In a clear warning to China, India on Thursday said that Chinese hegemony in Asia is unacceptable.
Addressing scholars at the 13th All India Conference of China Studies, External Affairs Minister S. Jaishankar said, “The India-China relationship is today truly at a crossroads. Choices that are made will have profound repercussions, not just for the two nations but for the entire world.”
The minister said India-China relations were dependent on three ‘mutuals’ and eight principles. One of the principles, he said was that while both nations are committed to a multi-polar world, “there should be a recognition that a multi-polar Asia is one of its essential constituents.”
Among other principles, he said the agreements already reached must be adhered to in their entirety, both in letter and spirit. Where the handling of the border areas are concerned, the LAC must be strictly observed and respected, any attempt to unilaterally change the status quo is completely unacceptable, he said.
Also, peace and tranquillity in the border areas is the basis for development of relations in other domains. “If they are disturbed, so inevitably will the rest of the relationship. This is quite apart from the issue of progress in the boundary negotiations,” he said.
The fifth principle he said that is obviously that each state will have its own interests, concerns and priorities, but sensitivity to them cannot be one-sided. At the end of the day, relationships between major states are reciprocal in nature.
Sixth, as rising powers, each will have their own set of aspirations and their pursuit too cannot be ignored. Seventh, there will always be divergences and differences but their management is essential to the ties. And eighth, civilisational states like India and China must always take the long view.
Whether it is India’s immediate concerns or more distant prospects, the fact is that the development of our ties can only be based on the three ‘mutuals’ – mutual respect, mutual sensitivity and mutual interests, Jaishankar said.
“Any expectation that they can be brushed aside, and that life can carry on undisturbed despite the situation at the border, that is simply not realistic. There are discussions underway through various mechanisms on disengagement at the border areas.
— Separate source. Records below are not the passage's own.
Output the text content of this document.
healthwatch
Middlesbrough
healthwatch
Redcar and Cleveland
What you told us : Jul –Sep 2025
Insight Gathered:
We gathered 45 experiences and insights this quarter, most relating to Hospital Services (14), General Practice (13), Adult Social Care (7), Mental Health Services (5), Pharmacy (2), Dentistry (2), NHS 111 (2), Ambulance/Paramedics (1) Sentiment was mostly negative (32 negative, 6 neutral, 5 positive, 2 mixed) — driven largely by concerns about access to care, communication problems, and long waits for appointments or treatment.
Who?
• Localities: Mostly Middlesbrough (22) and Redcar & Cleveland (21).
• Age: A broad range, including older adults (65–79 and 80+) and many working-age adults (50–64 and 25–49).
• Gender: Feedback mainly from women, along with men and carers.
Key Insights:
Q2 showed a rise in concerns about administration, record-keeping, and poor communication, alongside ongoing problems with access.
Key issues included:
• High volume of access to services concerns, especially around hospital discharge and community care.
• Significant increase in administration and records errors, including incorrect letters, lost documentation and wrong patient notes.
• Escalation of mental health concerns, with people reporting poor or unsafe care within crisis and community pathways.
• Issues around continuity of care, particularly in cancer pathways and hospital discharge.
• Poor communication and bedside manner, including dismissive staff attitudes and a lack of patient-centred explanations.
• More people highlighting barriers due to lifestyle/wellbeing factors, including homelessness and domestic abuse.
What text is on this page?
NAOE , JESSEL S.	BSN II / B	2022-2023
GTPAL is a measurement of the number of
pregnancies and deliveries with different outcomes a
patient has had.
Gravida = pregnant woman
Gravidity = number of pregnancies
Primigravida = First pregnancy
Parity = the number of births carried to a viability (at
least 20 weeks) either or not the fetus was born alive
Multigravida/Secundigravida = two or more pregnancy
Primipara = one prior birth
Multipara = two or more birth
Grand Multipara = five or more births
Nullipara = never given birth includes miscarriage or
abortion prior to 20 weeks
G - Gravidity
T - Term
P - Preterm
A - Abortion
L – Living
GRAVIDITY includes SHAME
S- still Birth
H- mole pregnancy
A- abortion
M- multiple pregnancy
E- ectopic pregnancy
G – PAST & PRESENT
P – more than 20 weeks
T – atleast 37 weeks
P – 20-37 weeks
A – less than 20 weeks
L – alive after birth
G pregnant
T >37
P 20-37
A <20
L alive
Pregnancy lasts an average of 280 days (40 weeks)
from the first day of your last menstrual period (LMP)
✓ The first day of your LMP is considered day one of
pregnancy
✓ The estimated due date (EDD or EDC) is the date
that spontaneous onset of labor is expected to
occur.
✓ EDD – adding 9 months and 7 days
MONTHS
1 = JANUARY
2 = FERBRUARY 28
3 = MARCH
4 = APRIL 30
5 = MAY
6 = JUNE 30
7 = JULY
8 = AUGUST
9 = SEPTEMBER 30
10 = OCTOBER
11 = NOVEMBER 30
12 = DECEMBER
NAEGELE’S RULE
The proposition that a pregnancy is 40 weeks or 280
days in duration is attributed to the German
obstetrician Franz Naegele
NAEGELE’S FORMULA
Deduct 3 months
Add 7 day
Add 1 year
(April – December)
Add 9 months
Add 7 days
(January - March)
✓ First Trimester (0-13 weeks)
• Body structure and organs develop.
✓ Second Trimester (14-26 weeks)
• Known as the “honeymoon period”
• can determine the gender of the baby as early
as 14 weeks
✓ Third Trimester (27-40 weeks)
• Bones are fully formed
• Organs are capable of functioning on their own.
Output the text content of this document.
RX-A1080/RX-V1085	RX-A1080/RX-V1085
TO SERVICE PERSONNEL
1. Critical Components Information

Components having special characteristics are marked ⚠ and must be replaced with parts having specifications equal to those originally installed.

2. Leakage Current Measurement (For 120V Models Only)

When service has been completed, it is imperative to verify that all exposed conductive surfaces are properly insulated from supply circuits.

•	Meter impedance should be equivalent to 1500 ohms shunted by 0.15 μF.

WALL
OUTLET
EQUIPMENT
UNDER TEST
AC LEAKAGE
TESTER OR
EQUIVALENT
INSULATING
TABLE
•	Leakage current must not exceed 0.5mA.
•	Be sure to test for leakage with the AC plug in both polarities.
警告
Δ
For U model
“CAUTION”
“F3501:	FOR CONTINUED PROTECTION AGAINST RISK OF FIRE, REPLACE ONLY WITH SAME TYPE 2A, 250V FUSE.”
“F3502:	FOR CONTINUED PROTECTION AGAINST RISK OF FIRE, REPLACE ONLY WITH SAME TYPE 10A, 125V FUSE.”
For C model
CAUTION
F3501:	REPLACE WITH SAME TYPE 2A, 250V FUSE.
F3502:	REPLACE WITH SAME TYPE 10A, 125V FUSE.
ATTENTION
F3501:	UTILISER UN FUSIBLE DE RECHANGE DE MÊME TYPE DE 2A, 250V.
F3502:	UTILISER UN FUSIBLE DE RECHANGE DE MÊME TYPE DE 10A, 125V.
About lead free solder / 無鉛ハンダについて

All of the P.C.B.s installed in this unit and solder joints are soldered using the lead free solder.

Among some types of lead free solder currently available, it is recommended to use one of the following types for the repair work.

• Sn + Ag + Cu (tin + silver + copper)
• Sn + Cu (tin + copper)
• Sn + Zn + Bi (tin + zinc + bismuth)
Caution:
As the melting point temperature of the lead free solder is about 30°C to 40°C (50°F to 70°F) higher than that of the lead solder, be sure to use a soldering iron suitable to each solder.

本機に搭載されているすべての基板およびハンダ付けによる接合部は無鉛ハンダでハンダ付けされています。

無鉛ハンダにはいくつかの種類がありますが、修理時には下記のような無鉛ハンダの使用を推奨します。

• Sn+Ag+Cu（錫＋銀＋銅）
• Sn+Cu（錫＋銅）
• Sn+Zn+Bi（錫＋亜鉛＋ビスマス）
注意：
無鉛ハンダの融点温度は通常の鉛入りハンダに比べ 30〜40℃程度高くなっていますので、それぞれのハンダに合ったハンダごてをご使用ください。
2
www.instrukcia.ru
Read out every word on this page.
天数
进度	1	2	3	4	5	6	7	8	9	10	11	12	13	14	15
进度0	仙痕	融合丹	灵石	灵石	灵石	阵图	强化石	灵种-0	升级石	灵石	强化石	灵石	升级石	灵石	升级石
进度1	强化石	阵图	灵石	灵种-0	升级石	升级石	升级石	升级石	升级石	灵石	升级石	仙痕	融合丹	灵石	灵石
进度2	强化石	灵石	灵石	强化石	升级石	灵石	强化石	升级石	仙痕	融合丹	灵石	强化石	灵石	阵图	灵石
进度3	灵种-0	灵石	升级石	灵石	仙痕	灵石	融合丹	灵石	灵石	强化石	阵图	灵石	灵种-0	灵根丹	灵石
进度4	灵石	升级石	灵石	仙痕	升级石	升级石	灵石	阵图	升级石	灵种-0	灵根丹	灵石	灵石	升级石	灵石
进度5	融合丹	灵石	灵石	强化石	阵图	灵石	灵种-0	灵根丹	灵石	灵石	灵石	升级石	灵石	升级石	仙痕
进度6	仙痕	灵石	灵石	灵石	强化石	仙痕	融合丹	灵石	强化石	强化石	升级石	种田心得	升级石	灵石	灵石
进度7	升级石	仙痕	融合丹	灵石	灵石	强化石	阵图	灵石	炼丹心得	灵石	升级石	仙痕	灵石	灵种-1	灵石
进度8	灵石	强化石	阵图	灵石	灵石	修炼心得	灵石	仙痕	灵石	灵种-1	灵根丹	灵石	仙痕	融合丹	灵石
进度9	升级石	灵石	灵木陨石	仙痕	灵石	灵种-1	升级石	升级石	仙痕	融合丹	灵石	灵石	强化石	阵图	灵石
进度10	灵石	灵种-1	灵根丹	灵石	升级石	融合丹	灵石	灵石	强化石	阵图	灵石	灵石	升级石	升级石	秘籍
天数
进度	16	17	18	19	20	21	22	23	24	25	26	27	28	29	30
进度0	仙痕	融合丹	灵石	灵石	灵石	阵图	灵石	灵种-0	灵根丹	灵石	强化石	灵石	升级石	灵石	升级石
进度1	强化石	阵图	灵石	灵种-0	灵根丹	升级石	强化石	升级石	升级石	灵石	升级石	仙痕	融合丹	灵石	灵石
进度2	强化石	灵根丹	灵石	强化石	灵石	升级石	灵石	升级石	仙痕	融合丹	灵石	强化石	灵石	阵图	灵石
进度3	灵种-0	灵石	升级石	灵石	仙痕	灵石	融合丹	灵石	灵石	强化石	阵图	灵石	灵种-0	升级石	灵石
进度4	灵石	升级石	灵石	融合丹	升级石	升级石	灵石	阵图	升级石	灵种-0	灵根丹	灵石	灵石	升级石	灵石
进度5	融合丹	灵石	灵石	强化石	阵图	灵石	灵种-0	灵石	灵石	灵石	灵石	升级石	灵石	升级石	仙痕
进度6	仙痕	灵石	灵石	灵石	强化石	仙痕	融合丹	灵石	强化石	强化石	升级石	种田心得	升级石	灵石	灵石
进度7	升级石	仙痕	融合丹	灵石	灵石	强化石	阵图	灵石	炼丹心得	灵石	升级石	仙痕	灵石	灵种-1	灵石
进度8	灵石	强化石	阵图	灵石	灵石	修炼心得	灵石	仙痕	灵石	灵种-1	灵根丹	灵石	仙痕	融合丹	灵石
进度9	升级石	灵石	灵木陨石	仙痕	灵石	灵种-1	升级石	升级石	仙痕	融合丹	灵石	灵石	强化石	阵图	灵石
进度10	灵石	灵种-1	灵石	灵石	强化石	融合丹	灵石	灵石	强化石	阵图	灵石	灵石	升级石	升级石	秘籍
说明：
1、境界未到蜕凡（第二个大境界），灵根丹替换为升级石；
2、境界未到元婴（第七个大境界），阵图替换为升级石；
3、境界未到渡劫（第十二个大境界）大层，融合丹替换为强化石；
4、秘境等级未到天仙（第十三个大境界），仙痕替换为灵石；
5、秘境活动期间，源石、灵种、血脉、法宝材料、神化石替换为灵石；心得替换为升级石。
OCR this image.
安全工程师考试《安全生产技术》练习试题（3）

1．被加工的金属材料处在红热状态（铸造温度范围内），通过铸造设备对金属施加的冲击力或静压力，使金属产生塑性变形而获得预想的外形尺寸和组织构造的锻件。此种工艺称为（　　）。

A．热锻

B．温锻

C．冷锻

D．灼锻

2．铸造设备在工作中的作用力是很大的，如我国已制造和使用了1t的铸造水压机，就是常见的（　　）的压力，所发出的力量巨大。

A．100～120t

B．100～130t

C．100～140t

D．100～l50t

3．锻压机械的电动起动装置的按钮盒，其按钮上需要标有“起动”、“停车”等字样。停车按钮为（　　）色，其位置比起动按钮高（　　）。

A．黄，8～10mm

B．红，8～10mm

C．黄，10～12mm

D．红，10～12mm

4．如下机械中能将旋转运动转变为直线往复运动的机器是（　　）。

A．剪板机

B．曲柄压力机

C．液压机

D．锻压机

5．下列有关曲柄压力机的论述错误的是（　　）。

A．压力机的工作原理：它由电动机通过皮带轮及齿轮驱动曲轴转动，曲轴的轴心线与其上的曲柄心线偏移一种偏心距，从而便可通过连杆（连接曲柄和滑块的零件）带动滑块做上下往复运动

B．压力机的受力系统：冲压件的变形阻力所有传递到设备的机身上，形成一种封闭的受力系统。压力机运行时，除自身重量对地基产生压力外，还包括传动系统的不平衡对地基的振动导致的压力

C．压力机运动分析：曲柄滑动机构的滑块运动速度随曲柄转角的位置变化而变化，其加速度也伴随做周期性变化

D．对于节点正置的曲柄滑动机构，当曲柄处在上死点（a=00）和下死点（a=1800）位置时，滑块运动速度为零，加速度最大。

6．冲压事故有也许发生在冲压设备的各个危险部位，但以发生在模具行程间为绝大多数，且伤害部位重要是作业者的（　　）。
But if ties are to be steady and progress, policies must take into account the learnings of the last three decades,” he added.
Recalling the factors that led to the deterioration in bilateral relations, Jaishankar said, “For all the differences and disagreements that we may have had on the boundary, the central fact was that border areas still remained fundamentally peaceful. The last loss of life before 2020 was, in fact, as far back as 1975.”
“That is why the events in eastern Ladakh last year have profoundly disturbed the relationship because they not only signalled a disregard for commitments about minimising troop levels, but also showed a willingness to breach peace and tranquillity.”
Arguing that the ability of India and China to work together will determine the Asian century, Jaishankar said, “At this time, it is equally important to recognise that their difficulties in doing so may well undermine it.”
Given the “gravity” of India’s situation with China, he did not have a definitive answer to offer at this point in time.
“Significantly, to date, we have yet to receive a credible explanation for the change in China’s stance or reasons for massing of troops in the border areas. It is a different matter that our own forces have responded appropriately and held their own in very challenging circumstances. The issue before us is what the Chinese posture signals, how it evolves, and what implications it may have for the future of our ties,” he said.